Charles Liu is a neurosurgeon–engineer who works at the intersection of medicine and engineering to develop transformative solutions for restoration of function in the human nervous system. He is a professor of neurological surgery, neurology, and biomedical engineering at the University of Southern California. He serves as the director of the USC Neurorestoration Center and the chief of the Innovation of Rancho Los Amigos National Rehabilitation Center.

Changhuei Yang is the Thomas G. Myers Professor of Electrical Engineering, Bioengineering, and Medical Engineering, and an investigator at the Heritage Medical Research Institute, California Institute of Technology, Pasadena, United States.

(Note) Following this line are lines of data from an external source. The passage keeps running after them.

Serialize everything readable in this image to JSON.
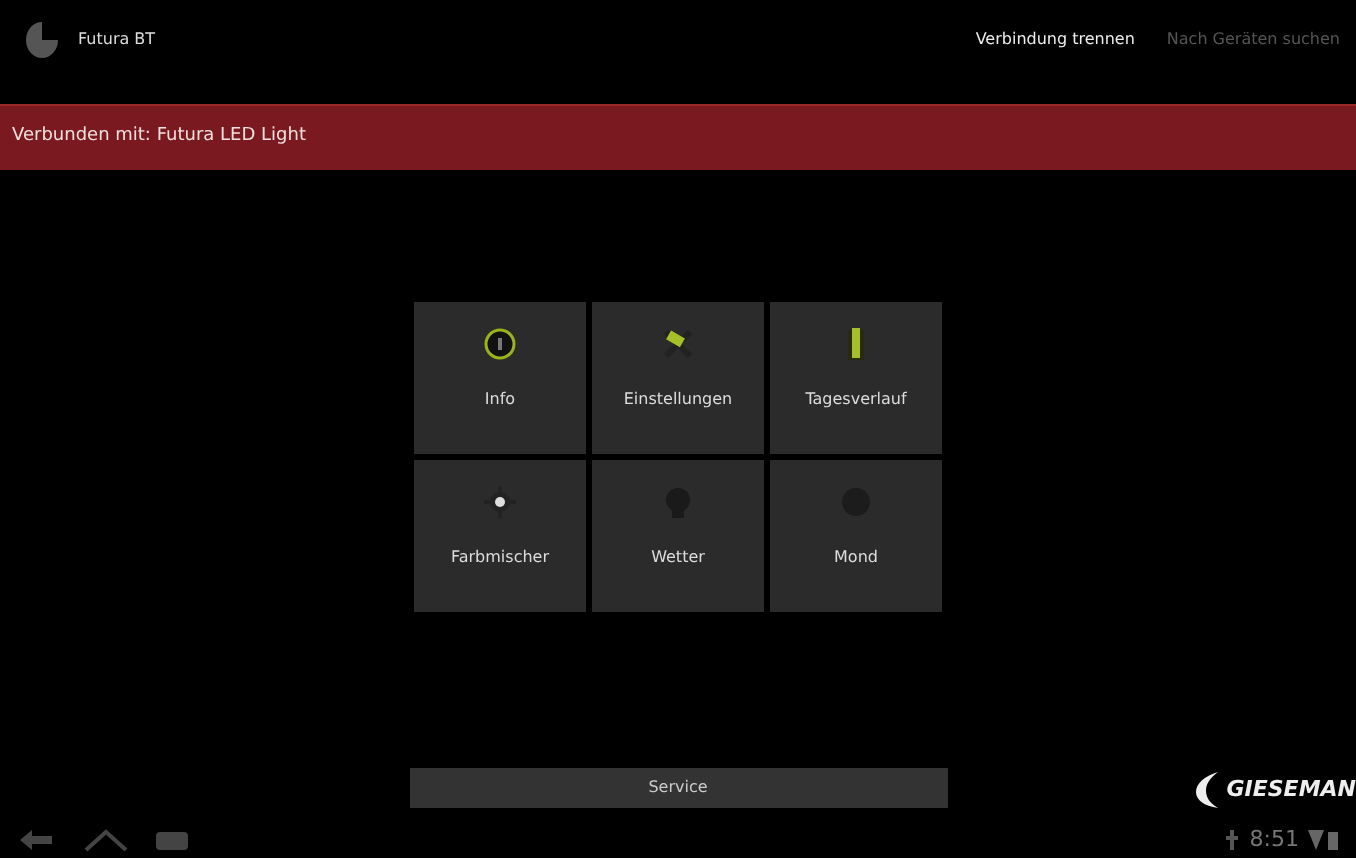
{
  "action_bar": {
    "title": "Futura BT",
    "actions": [
      {
        "label": "Verbindung trennen",
        "disabled": false
      },
      {
        "label": "Nach Geräten suchen",
        "disabled": true
      }
    ]
  },
  "banner": {
    "text": "Verbunden mit: Futura LED Light"
  },
  "tiles": [
    {
      "label": "Info",
      "kind": "info"
    },
    {
      "label": "Einstellungen",
      "kind": "settings"
    },
    {
      "label": "Tagesverlauf",
      "kind": "battery"
    },
    {
      "label": "Farbmischer",
      "kind": "sun"
    },
    {
      "label": "Wetter",
      "kind": "bulb"
    },
    {
      "label": "Mond",
      "kind": "moon"
    }
  ],
  "service_button": {
    "label": "Service"
  },
  "logo": {
    "text": "GIESEMAN"
  },
  "system_bar": {
    "time": "8:51"
  }
}
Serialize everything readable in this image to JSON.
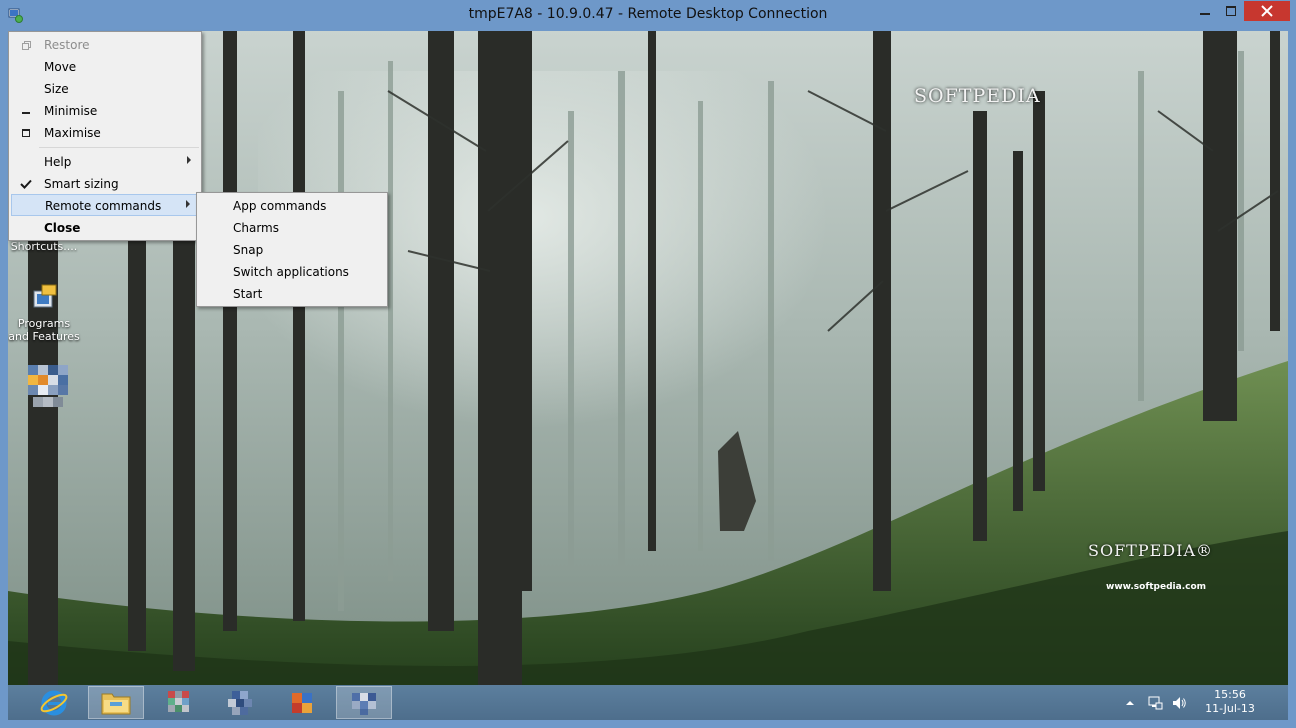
{
  "window": {
    "title": "tmpE7A8 - 10.9.0.47 - Remote Desktop Connection",
    "controls": [
      "minimize-icon",
      "maximize-icon",
      "close-icon"
    ]
  },
  "system_menu": {
    "items": [
      {
        "label": "Restore",
        "state": "disabled",
        "icon": "restore-icon"
      },
      {
        "label": "Move"
      },
      {
        "label": "Size"
      },
      {
        "label": "Minimise",
        "icon": "minimize-icon"
      },
      {
        "label": "Maximise",
        "icon": "maximize-icon"
      },
      {
        "label": "Help",
        "submenu": true
      },
      {
        "label": "Smart sizing",
        "checked": true,
        "icon": "checkmark-icon"
      },
      {
        "label": "Remote commands",
        "submenu": true,
        "highlighted": true
      },
      {
        "label": "Close",
        "bold": true
      }
    ]
  },
  "remote_commands_menu": {
    "items": [
      {
        "label": "App commands"
      },
      {
        "label": "Charms"
      },
      {
        "label": "Snap"
      },
      {
        "label": "Switch applications"
      },
      {
        "label": "Start"
      }
    ]
  },
  "desktop": {
    "icons": [
      {
        "label": "Keyboard Shortcuts....",
        "icon": "keyboard-shortcuts-icon"
      },
      {
        "label": "Programs and Features",
        "icon": "programs-and-features-icon"
      },
      {
        "label": "",
        "icon": "pixelated-shortcut-icon"
      }
    ],
    "watermark": {
      "brand_top": "SOFTPEDIA",
      "brand_bottom": "SOFTPEDIA®",
      "url": "www.softpedia.com"
    }
  },
  "taskbar": {
    "pinned": [
      "internet-explorer-icon",
      "file-explorer-icon",
      "pixelated-app-icon-1",
      "pixelated-app-icon-2",
      "pixelated-app-icon-3",
      "pixelated-app-icon-4"
    ],
    "tray_icons": [
      "show-hidden-icons-chevron",
      "network-icon",
      "volume-icon"
    ],
    "clock": {
      "time": "15:56",
      "date": "11-Jul-13"
    }
  },
  "colors": {
    "frame": "#6e98c9",
    "close_button": "#c7372f",
    "menu_highlight": "#d5e4f6",
    "taskbar": "#56779a"
  }
}
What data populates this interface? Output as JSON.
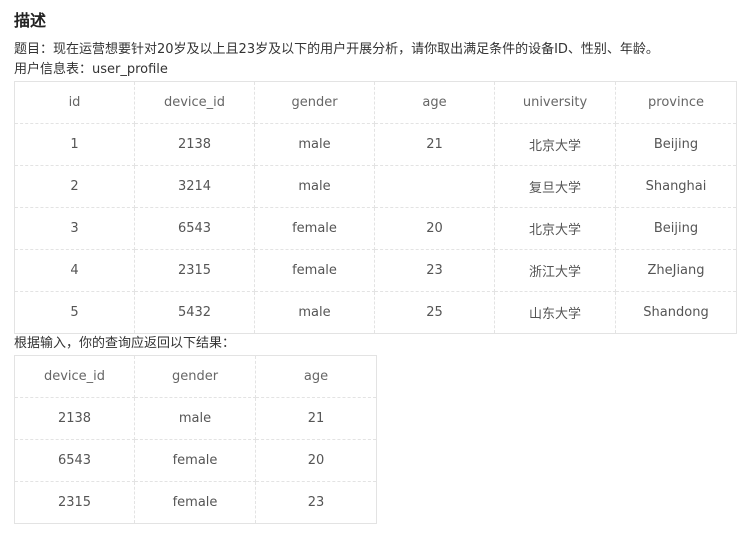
{
  "heading": "描述",
  "question": "题目：现在运营想要针对20岁及以上且23岁及以下的用户开展分析，请你取出满足条件的设备ID、性别、年龄。",
  "table_intro": "用户信息表：user_profile",
  "input_table": {
    "columns": [
      "id",
      "device_id",
      "gender",
      "age",
      "university",
      "province"
    ],
    "rows": [
      [
        "1",
        "2138",
        "male",
        "21",
        "北京大学",
        "Beijing"
      ],
      [
        "2",
        "3214",
        "male",
        "",
        "复旦大学",
        "Shanghai"
      ],
      [
        "3",
        "6543",
        "female",
        "20",
        "北京大学",
        "Beijing"
      ],
      [
        "4",
        "2315",
        "female",
        "23",
        "浙江大学",
        "ZheJiang"
      ],
      [
        "5",
        "5432",
        "male",
        "25",
        "山东大学",
        "Shandong"
      ]
    ]
  },
  "result_intro": "根据输入，你的查询应返回以下结果：",
  "result_table": {
    "columns": [
      "device_id",
      "gender",
      "age"
    ],
    "rows": [
      [
        "2138",
        "male",
        "21"
      ],
      [
        "6543",
        "female",
        "20"
      ],
      [
        "2315",
        "female",
        "23"
      ]
    ]
  }
}
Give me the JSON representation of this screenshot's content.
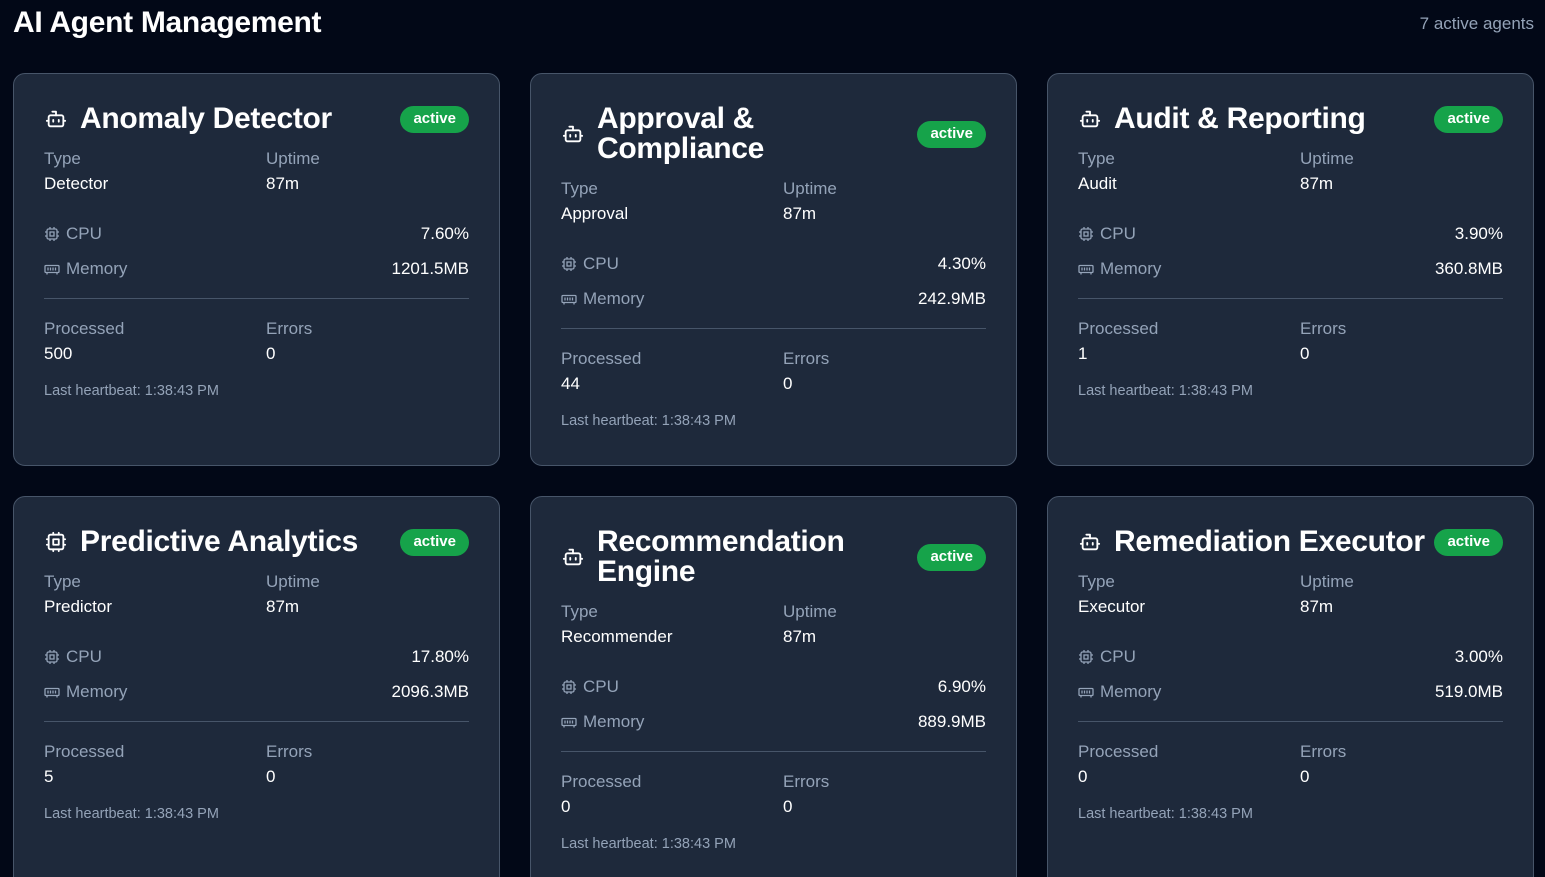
{
  "header": {
    "title": "AI Agent Management",
    "active_count": "7 active agents"
  },
  "labels": {
    "type": "Type",
    "uptime": "Uptime",
    "cpu": "CPU",
    "memory": "Memory",
    "processed": "Processed",
    "errors": "Errors"
  },
  "colors": {
    "background": "#020817",
    "card": "#1e293b",
    "card_border": "#475569",
    "badge_active": "#16a34a",
    "muted_text": "#94a3b8"
  },
  "agents": [
    {
      "name": "Anomaly Detector",
      "icon": "bot-icon",
      "status": "active",
      "type": "Detector",
      "uptime": "87m",
      "cpu": "7.60%",
      "memory": "1201.5MB",
      "processed": "500",
      "errors": "0",
      "heartbeat": "Last heartbeat: 1:38:43 PM"
    },
    {
      "name": "Approval & Compliance",
      "icon": "bot-icon",
      "status": "active",
      "type": "Approval",
      "uptime": "87m",
      "cpu": "4.30%",
      "memory": "242.9MB",
      "processed": "44",
      "errors": "0",
      "heartbeat": "Last heartbeat: 1:38:43 PM"
    },
    {
      "name": "Audit & Reporting",
      "icon": "bot-icon",
      "status": "active",
      "type": "Audit",
      "uptime": "87m",
      "cpu": "3.90%",
      "memory": "360.8MB",
      "processed": "1",
      "errors": "0",
      "heartbeat": "Last heartbeat: 1:38:43 PM"
    },
    {
      "name": "Predictive Analytics",
      "icon": "cpu-icon",
      "status": "active",
      "type": "Predictor",
      "uptime": "87m",
      "cpu": "17.80%",
      "memory": "2096.3MB",
      "processed": "5",
      "errors": "0",
      "heartbeat": "Last heartbeat: 1:38:43 PM"
    },
    {
      "name": "Recommendation Engine",
      "icon": "bot-icon",
      "status": "active",
      "type": "Recommender",
      "uptime": "87m",
      "cpu": "6.90%",
      "memory": "889.9MB",
      "processed": "0",
      "errors": "0",
      "heartbeat": "Last heartbeat: 1:38:43 PM"
    },
    {
      "name": "Remediation Executor",
      "icon": "bot-icon",
      "status": "active",
      "type": "Executor",
      "uptime": "87m",
      "cpu": "3.00%",
      "memory": "519.0MB",
      "processed": "0",
      "errors": "0",
      "heartbeat": "Last heartbeat: 1:38:43 PM"
    }
  ]
}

His research interest includes biophotonics and biomedical optics, such as the imaging and extraction of information from biological targets through the use of light.

Disclosures

The authors declare no conflicts of interest to declare. The human research protocol for this study received approval from the Caltech Committee for the Protection of Human Subjects and the Institutional Review Board.

Code and Data Availability

The data that support the findings of this study are available from the corresponding author upon reasonable request.